Disaster recovery! Makes you restless, right? What if it turns into reality with your business? Made your blank. No this isn’t said to scare you. In fact, this article is going to offer you a perfect solution to it. So, first, let’s start from the base which is database mirroring.
What is Database Mirroring?
Mirroring itself gives you an idea that it is related to database cloning or duplication. It is actually creating and maintaining redundant copies of a database. This is to confirm continuous data availability and avoid or minimize downtime that might result in a fault in network operation when it is partially compromised or data corruption and loss.
When there is redundancy, it ensured that there is at least one viable copy of a database available and accessible during system upgrades.
Why is it called SQL Server Database Mirroring?
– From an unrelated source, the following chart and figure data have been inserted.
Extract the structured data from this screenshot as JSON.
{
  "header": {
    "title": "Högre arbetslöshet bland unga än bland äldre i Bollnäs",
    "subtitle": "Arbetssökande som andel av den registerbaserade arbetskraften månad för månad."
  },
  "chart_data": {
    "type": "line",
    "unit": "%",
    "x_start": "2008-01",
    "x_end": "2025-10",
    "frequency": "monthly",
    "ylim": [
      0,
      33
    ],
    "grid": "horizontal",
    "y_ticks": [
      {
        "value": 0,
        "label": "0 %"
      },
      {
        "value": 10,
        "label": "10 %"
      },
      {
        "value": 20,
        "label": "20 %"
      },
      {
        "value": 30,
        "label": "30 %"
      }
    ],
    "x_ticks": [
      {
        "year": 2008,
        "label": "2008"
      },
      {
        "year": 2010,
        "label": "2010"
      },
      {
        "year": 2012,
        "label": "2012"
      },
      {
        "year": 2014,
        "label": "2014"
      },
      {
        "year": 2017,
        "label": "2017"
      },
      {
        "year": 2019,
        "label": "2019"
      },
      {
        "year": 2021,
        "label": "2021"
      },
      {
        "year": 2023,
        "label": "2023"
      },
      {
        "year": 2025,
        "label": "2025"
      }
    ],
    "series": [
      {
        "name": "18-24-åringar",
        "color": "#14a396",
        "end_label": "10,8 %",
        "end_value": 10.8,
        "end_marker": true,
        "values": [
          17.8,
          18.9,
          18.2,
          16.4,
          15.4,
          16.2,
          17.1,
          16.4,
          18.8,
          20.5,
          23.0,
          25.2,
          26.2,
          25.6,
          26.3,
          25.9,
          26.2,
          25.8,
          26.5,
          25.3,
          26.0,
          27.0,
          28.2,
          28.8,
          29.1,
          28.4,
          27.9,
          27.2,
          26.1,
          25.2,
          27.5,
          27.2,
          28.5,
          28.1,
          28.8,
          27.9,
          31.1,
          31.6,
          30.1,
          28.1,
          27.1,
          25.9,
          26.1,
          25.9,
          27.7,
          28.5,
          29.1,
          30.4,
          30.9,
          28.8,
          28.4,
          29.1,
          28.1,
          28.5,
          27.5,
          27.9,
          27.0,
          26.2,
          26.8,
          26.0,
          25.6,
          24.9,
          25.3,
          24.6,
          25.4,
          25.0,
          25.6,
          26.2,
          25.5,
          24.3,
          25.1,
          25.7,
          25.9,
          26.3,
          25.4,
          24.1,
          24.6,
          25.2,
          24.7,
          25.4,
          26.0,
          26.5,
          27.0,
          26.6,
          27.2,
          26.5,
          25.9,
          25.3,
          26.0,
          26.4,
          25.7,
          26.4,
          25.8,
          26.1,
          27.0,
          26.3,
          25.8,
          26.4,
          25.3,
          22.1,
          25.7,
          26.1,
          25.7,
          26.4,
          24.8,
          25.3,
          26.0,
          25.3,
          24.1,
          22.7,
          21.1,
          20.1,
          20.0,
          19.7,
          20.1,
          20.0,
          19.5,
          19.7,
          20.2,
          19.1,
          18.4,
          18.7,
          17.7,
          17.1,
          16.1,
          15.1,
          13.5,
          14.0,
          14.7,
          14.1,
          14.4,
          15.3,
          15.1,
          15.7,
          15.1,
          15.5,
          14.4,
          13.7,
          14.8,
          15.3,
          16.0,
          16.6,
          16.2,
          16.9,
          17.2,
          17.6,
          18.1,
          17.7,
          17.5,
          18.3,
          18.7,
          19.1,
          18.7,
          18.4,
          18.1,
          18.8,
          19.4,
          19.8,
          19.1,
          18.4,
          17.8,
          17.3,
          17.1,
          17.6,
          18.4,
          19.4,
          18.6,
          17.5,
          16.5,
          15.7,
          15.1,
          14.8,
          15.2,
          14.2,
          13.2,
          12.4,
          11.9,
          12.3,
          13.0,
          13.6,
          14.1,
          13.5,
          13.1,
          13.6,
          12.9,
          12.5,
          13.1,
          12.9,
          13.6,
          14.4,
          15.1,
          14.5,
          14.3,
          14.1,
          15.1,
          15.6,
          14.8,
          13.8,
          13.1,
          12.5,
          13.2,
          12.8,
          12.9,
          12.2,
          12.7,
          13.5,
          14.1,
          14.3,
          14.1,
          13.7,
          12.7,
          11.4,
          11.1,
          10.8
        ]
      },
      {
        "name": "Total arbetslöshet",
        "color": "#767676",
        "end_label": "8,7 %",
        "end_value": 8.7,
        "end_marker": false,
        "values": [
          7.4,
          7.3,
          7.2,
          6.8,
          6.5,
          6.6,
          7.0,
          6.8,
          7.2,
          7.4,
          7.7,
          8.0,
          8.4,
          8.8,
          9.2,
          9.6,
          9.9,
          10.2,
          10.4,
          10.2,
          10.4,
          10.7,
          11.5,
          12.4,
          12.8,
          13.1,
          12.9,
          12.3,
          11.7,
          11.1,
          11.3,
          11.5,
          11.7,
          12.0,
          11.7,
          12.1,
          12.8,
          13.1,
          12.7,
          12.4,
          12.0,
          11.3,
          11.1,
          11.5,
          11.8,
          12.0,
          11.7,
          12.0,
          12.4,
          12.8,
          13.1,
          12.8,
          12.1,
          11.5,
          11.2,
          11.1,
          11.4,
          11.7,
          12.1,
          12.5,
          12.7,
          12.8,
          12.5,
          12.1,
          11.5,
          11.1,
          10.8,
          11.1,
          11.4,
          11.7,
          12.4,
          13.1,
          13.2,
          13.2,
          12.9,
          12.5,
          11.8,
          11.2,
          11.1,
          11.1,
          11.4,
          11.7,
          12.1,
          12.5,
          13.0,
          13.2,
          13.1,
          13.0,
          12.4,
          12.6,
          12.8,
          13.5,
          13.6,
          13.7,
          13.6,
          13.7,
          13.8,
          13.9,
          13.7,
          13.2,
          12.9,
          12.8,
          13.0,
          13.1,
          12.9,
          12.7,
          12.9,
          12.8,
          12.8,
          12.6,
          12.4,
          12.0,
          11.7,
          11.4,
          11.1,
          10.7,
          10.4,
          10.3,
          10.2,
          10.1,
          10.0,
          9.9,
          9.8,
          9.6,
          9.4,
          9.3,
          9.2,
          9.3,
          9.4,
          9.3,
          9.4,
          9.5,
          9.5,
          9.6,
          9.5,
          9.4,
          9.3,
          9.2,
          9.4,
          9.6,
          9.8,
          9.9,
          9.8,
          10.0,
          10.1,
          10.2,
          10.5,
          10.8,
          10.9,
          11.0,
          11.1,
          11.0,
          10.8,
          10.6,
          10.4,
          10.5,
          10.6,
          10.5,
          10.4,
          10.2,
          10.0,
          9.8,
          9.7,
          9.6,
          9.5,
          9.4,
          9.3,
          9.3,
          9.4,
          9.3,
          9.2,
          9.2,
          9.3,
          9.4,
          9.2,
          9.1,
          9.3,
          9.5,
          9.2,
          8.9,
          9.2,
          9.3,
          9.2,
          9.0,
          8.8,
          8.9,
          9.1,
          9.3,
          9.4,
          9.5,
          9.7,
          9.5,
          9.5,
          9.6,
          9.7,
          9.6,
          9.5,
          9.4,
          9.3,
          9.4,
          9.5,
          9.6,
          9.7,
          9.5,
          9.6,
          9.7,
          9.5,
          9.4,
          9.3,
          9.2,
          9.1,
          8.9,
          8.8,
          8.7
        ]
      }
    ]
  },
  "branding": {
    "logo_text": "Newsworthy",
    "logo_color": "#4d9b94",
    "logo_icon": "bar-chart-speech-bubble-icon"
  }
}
Microsoft SQL Server, a relational database management system (RDBMS) uses database mirroring for maintaining the enterprise environment. The process involves two copies of a single database on the same or different computers termed server instances, usually located physically at a particular distance.
One SQL server acts as a primary server instance called the principal. That offers a database to clients and the mirror server instance called the mirror works as standby so that gets replaced with the primary one if there is some problem. There can be a third SQL Server instance that acts as a witness, in special cases.
How is it implemented?
SQL Server database mirroring configured in two different ways –
One common mirroring configuration environment involves two SQL Servers, two instances, and one mirrored database named SQLDB-1.
Other common configuration environment involves one SQL Server, two instances, and one mirrored database named SQLDB-1. This solution contains a major flaw since if SQLServer-1 goes down both instances will be unavailable.
Now let’s focus on the benefits of SQL Server Database Mirroring –
A built-in SQL server feature.
Relatively easy to set up.
Can provide automatic failover in high safety mode.
Also, one significant advantage of database mirroring is that it can work with other disaster recovery options including log shipping, clustering, and replication.
According to the American proverb – “you have to take the good with the bad”, SQL server mirroring also has some disadvantages coming up with its benefits.
There is a possibility of the removal of database mirroring from SQL Server in future versions due to the rise of Always On Availability Groups. Also, there would be a requirement for the manual creation of logins and jobs from the principal SQL Server as database mirroring is per database-only solution.
At last, what said is businesses need to be on their toes for disaster recovery solutions as disasters may result due to natural calamities, or technical issues or can be done manually. No doubt there are several other solutions for disaster recovery but SQL Server Mirroring can’t be missed.